Copenhagen was our last stop on the month-long journey. This city had been on my personal wish list for almost 2 decades. In a past life I worked in the contract furniture industry and gained serious respect for Danish design, long before the mid-century modern furniture craze hit the masses.
So - day one, we needed a bank machine. I don't think I ever fully got the hang of the Kroner...it was hard to wrap your mind around such large numbers and I was doing a lot of bad math in my head for a week.
|designer coffee at Bang & Jensen|
I note the translation - because I could not believe how well everyone in this city speaks English. Not second language English either. The owner of this cafe spoke so eloquently, that Bill and I were stunned. We suddenly realized that we'd spent weeks speaking such simplified English in an attempt to be understood.
The other reason I bring up English, is that suddenly, I was not anxious about eating out anymore. I could simply have the conversation I would have in Toronto, asking questions like "is it breaded, dredged or coated in anything?" and know that I my questions were clearly comprehended.
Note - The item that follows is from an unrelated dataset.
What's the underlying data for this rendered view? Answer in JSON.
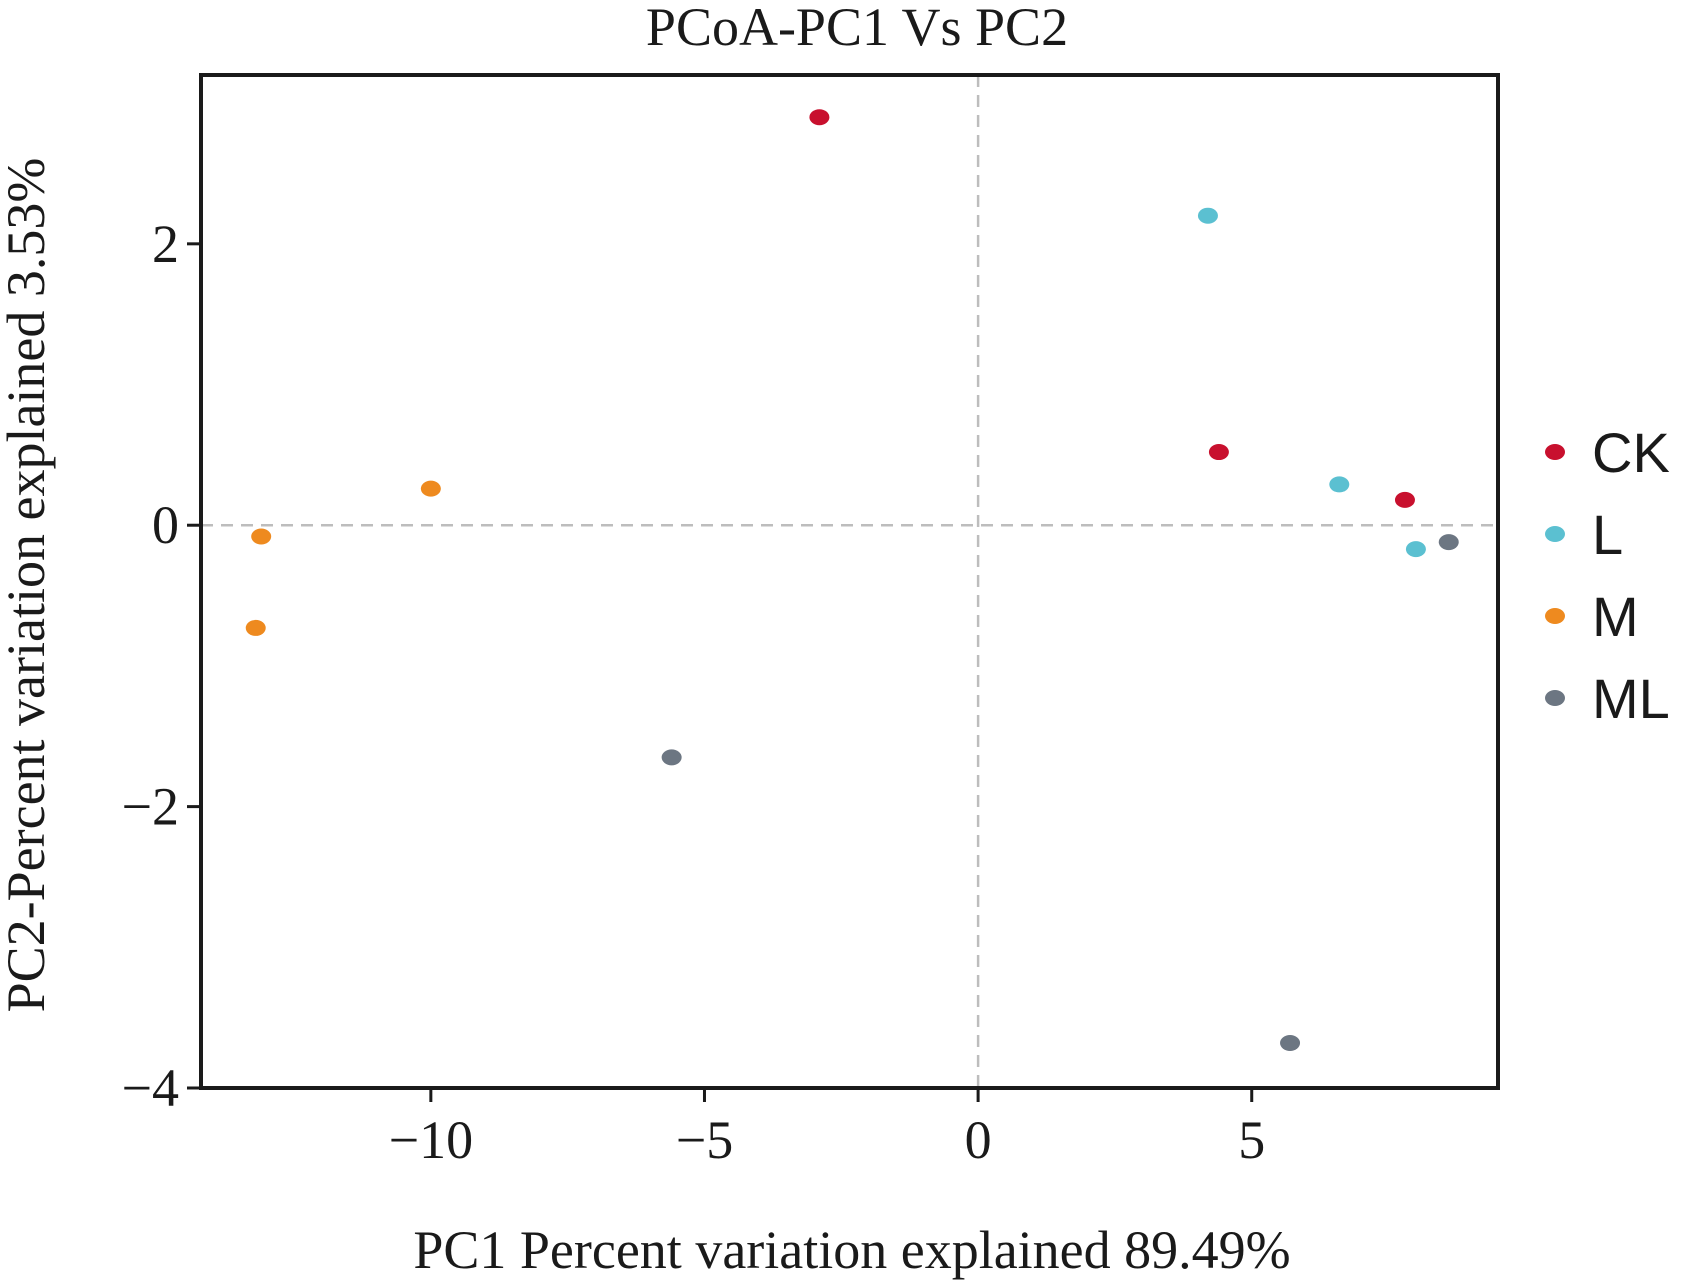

|waiting for the bus to ferry us across the river|
I must apologize that there are no food photos to share here. Despite the loveliness surrounding me, I didn't take my camera out very much. Instead, I found myself soaking up the sights and just "being" in the moment (vs capturing it all for later).
While I did not partake in any Danish sandwiches, they are worth noting. Danes eat "open" sandwiches - meaning one slice of bread on the bottom. Many could feasibly be ordered without the bread. Bill ordered a "potato" sandwich which was essentially a substantial potato salad with a thin slice of bread at the bottom of the bowl. Think smoked salmon, for example (hold the bread - and if you're inclined, cart your gf Wasa crackers :).
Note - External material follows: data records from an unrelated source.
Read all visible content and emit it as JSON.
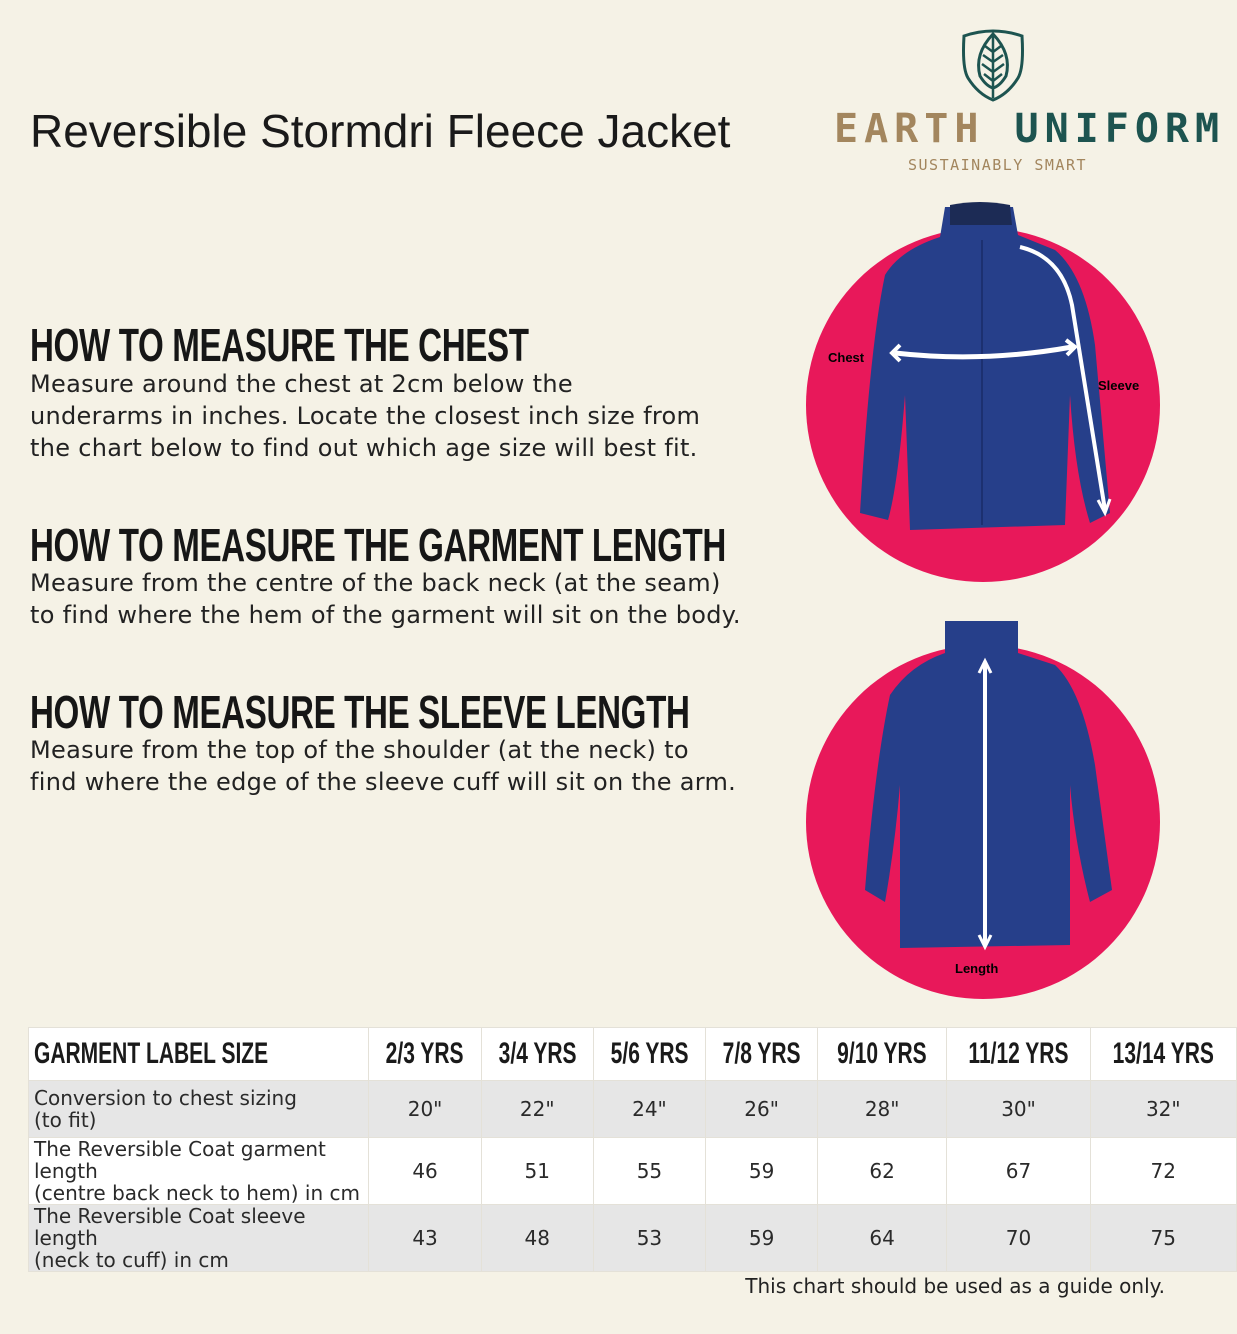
{
  "title": "Reversible Stormdri Fleece Jacket",
  "logo": {
    "word1": "EARTH",
    "word2": "UNIFORM",
    "tagline": "SUSTAINABLY SMART",
    "icon": "leaf-shield-icon",
    "colors": {
      "gold": "#a3865e",
      "teal": "#1d5450"
    }
  },
  "sections": [
    {
      "heading": "HOW TO MEASURE THE CHEST",
      "lines": [
        "Measure around the chest at 2cm below the",
        "underarms in inches. Locate the closest inch size from",
        "the chart below to find out which age size will best fit."
      ]
    },
    {
      "heading": "HOW TO MEASURE THE GARMENT LENGTH",
      "lines": [
        "Measure from the centre of the back neck (at the seam)",
        "to find where the hem of the garment will sit on the body."
      ]
    },
    {
      "heading": "HOW TO MEASURE THE SLEEVE LENGTH",
      "lines": [
        "Measure from the top of the shoulder (at the neck) to",
        "find where the edge of the sleeve cuff will sit on the arm."
      ]
    }
  ],
  "diagrams": {
    "front": {
      "chest": "Chest",
      "sleeve": "Sleeve"
    },
    "back": {
      "length": "Length"
    },
    "circle_color": "#e8185a",
    "jacket_color": "#263f8a"
  },
  "table": {
    "header": [
      "GARMENT LABEL SIZE",
      "2/3 YRS",
      "3/4 YRS",
      "5/6 YRS",
      "7/8 YRS",
      "9/10 YRS",
      "11/12 YRS",
      "13/14 YRS"
    ],
    "rows": [
      {
        "label": [
          "Conversion to chest sizing",
          "(to fit)"
        ],
        "values": [
          "20\"",
          "22\"",
          "24\"",
          "26\"",
          "28\"",
          "30\"",
          "32\""
        ]
      },
      {
        "label": [
          "The Reversible Coat garment length",
          "(centre back neck to hem) in cm"
        ],
        "values": [
          "46",
          "51",
          "55",
          "59",
          "62",
          "67",
          "72"
        ]
      },
      {
        "label": [
          "The Reversible Coat sleeve length",
          "(neck to cuff) in cm"
        ],
        "values": [
          "43",
          "48",
          "53",
          "59",
          "64",
          "70",
          "75"
        ]
      }
    ]
  },
  "note": "This chart should be used as a guide only."
}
One night at Bang & Jensen I asked the staff about the (not so healthy) natchos on the menu. When I showed concern about the chip ingredients - she brought me the bag. Ingredients were listed in more than a dozen languages, which was very reassuring. They were ordered again a few days later :).
Our most memorable meal in Copenhagen was a simple one. It's hard to mess up on a simple steak. We ordered steak frites and a salad at Cafe Oscar. A delightful little restaurant just down the street from the Danish Design Museum. If you are lucky enough to travel here, don't miss either spot.
Finally - the gluten-free highlight of Copenhagen was directly across from our little apartment. Naturbageriet had fresh gluten-free goodies waiting for me in the window every morning. I apologize profusely for not photographing the rumballs, cardamon carrot cake, the date loaf or the banana muffins. They had "regular" baked goods there too (they write about this on their site - see link) but go to every effort to keep the two worlds from colliding. The people who run the place are very knowledgeable about the ingredients and were most reassuring. I ate their goodies every day, and felt healthy - and VERY happy!!
Copenhagen was everything I hoped it would be. Inspirational eye candy everywhere. Extremely walkable. Areas reminiscent of a modern-day Venice. Style, often understated, but certainly painstakingly considered. Gorgeous, present and welcoming.
We were extremely enamored with this part of the world and will certainly be making another Scandinavian excursion. Like anything in life, the first time is learning the ropes. Our next trip I'm sure that we'll have more exciting culinary adventures. For now I'm happy to report that we ate well - and I came home feeling good and inspired to transform the experience into new creative endeavours.